2019 NCAA softball tournament: UCLA title hopes boosted by pair of talented freshmen
LOS ANGELES -- Kelli Godin rarely hits the ball into the outfield, but for the UCLA freshman, that hardly matters. When you have speed like hers, all you need to do is put the ball in play.
And Godin is very good at that.
"She's just a pure athlete that has eye-hand coordinator and speed," UCLA coach Kelly Inouye-Perez said. "She just touches the ball and runs."
A somewhat unheralded recruit from Southern California, who also starred on her high school track team, the 5-foot-6 Godin has wasted no time proving her ability for the Bruins, who closed out the regular season over the weekend by dropping a three-game series to Arizona. A series victory would have given the Bruins' their first outright Pac-12 Conference championship since 2009. Instead they will share the conference title with the Washington Huskies.
The Bruins (46-5) enter the postseason as a No. 2 seed and will open regionals against Weber State (26-19) on Friday in Los Angeles. Led by junior superstar Rachel Garcia, the Bruins are expected to make a fifth consecutive trip to Oklahoma City for the Women's College World Series. Godin and fellow freshman Megan Faraimo are two reasons the expectations are so high.
Godin, a utility player who has recently found a home in left field, is typically the ninth hitter in a lineup that features six players who were named to the Pac-12's first team.
But hitting last is certainly no slight.
"Every team in the country has a one, two and three hitter," Inouye-Perez said. "But where teams separate out is your ability to continue to have strength. So if I can have a Kelli Godin in the nine spot, that's why we've been successful and why she's been able to be successful also, because of the lineup."
Godin boasts a .426 batting average, which ranks second in the Pac-12 and is among the top 25 in the nation. Her on-base percentage is .483.
"She's able to just put the ball down like it's nothing, regardless of what type of pitch it is or who is pitching to her," junior outfielder Bubba Nickles said. "She's able to read the defense really well and I think that she just does a really good job using all the tools that she's able to incorporate with her hitting."
Inouye-Perez is among those who have asked Godin how she's done it. But Godin insists there's no secret formula.
"The biggest thing is just trying not to do too much," said Godin, who is right-handed but at age 12 learned to hit from the left side of the plate. "All I try to do in there is put my bat on the ball and let my speed take over."
Godin has 46 hits, including three doubles and a triple. Her speed has earned her a team-best 22 stolen bases (on 24 attempts).
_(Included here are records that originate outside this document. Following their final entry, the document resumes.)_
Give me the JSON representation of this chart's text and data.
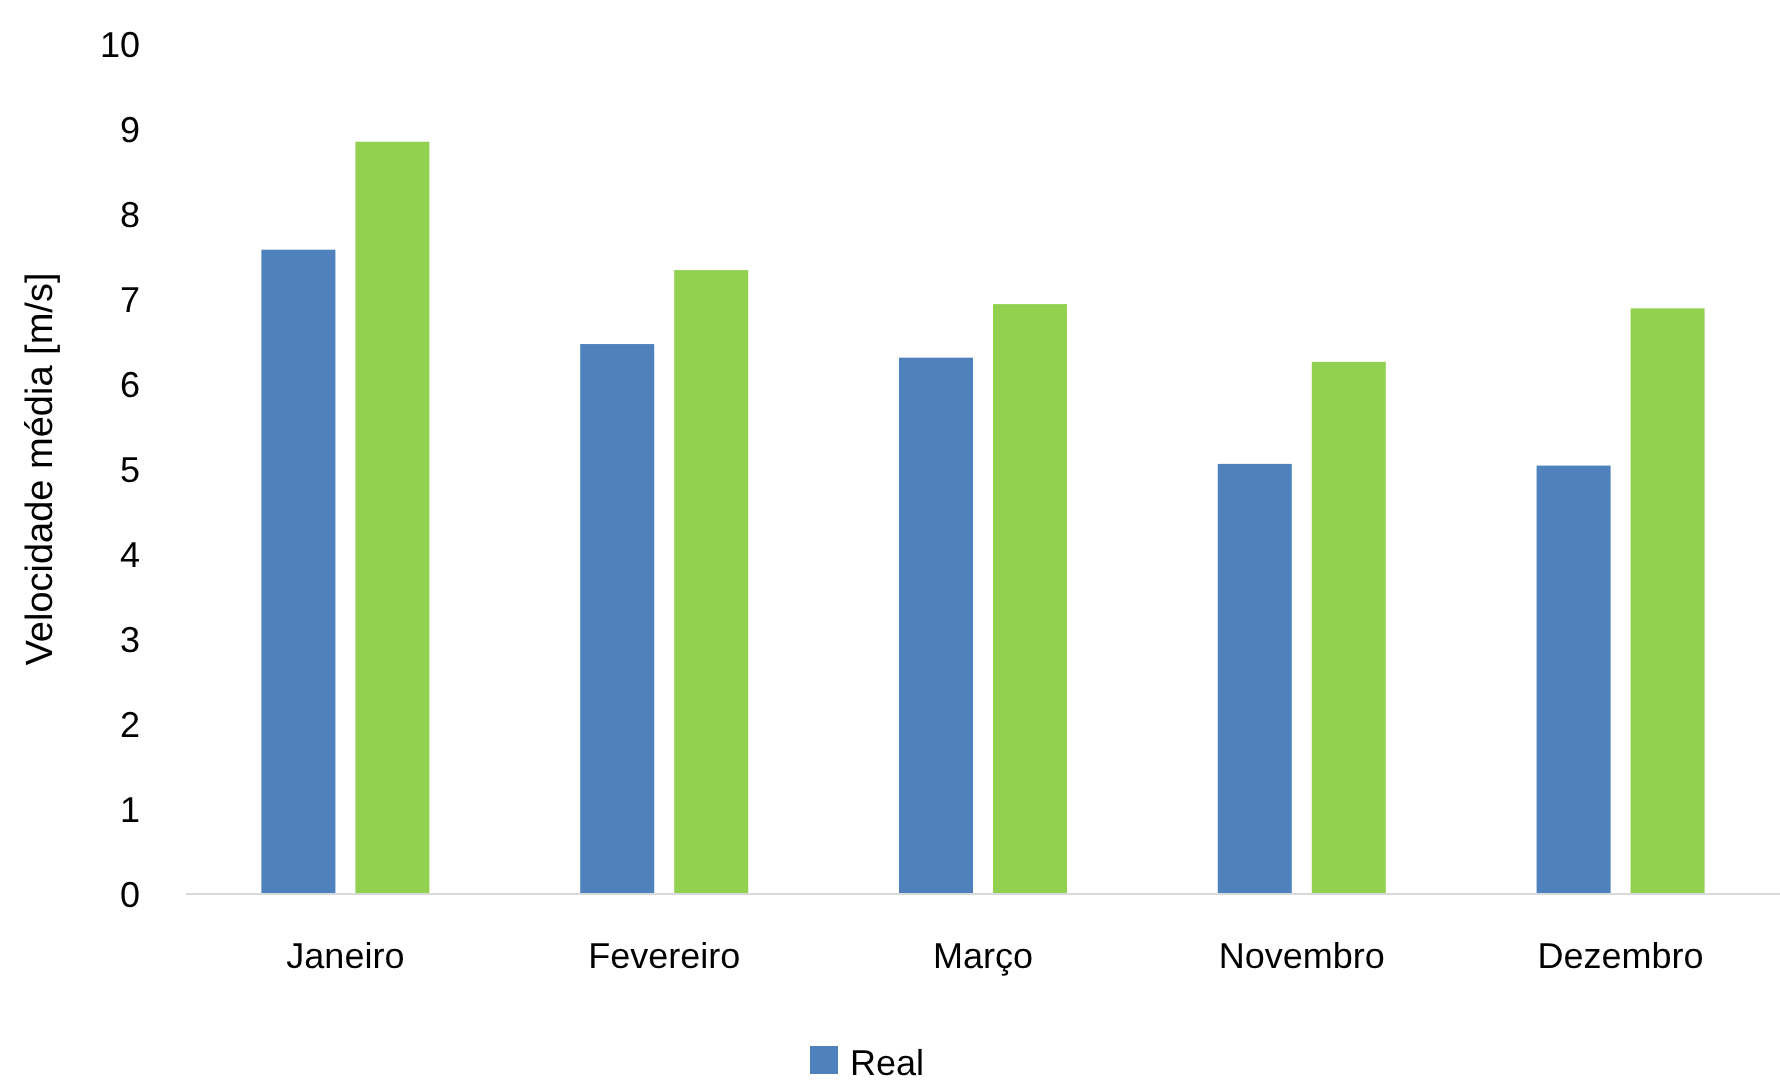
{
  "chart_data": {
    "type": "bar",
    "ylabel": "Velocidade média [m/s]",
    "categories": [
      "Janeiro",
      "Fevereiro",
      "Março",
      "Novembro",
      "Dezembro"
    ],
    "series": [
      {
        "name": "Real",
        "color": "#4f81bd",
        "values": [
          7.58,
          6.47,
          6.31,
          5.06,
          5.04
        ]
      },
      {
        "color": "#92d050",
        "values": [
          8.85,
          7.34,
          6.94,
          6.26,
          6.89
        ]
      }
    ],
    "ylim": [
      0,
      10
    ],
    "yticks": [
      0,
      1,
      2,
      3,
      4,
      5,
      6,
      7,
      8,
      9,
      10
    ],
    "grid": false,
    "legend": "bottom"
  }
}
She was named to the Pac-12 all-freshman team and is one of 10 finalists for national freshman of the year.
One of the players she's competing with for the award is teammate Faraimo, a pitcher who was named the Pac-12 freshman of the year.
"Megan has really taken the ball and has been able to prove and beat some top teams and come out of some big situations," Inouye-Perez said. "She's a competitor."
The top recruit in the nation, Faraimo started the season navigating a role behind Garcia, who was named the Pac-12 player and pitcher of the year, a first in UCLA history. But Garcia told her that she should not settle for the second spot in the rotation.
"When she first came in ... we were just chatting and she was like, 'I'm here to take off innings from you,'" Garcia recalled. "And what I told her was, 'I want you to try to take my position because it's only going to make us both better.'"
Garcia has remained the Bruins' ace. She is 20-1 with 207 strikeouts and a 0.98 ERA. But Faraimo, who favors her rise ball but has developed two more pitches -- including a drop ball -- to add to her six-pitch arsenal, isn't far off pace.
Faraimo is 15-3, has 134 strikeouts and a 1.31 ERA.
"There are a lot of expectations for this team and for me," Faraimo said. "So it's been a little bit challenging, but it's all fun."
The Bruins have not won a national championship since 2010. Last season, they fell in the semifinals after losing back-to-back games to Florida State.
With the addition of Godin's speed -- at the plate and in the field -- and Faraimo's pitching, Inouye-Perez said the Bruins are in a better place to complete a run to a national title.
"We have the tools to be able to, and the depth and versatility," Inouye-Perez said. "We're very balanced this year. We have pitching, we have hitting. ... I'm excited about what we can do."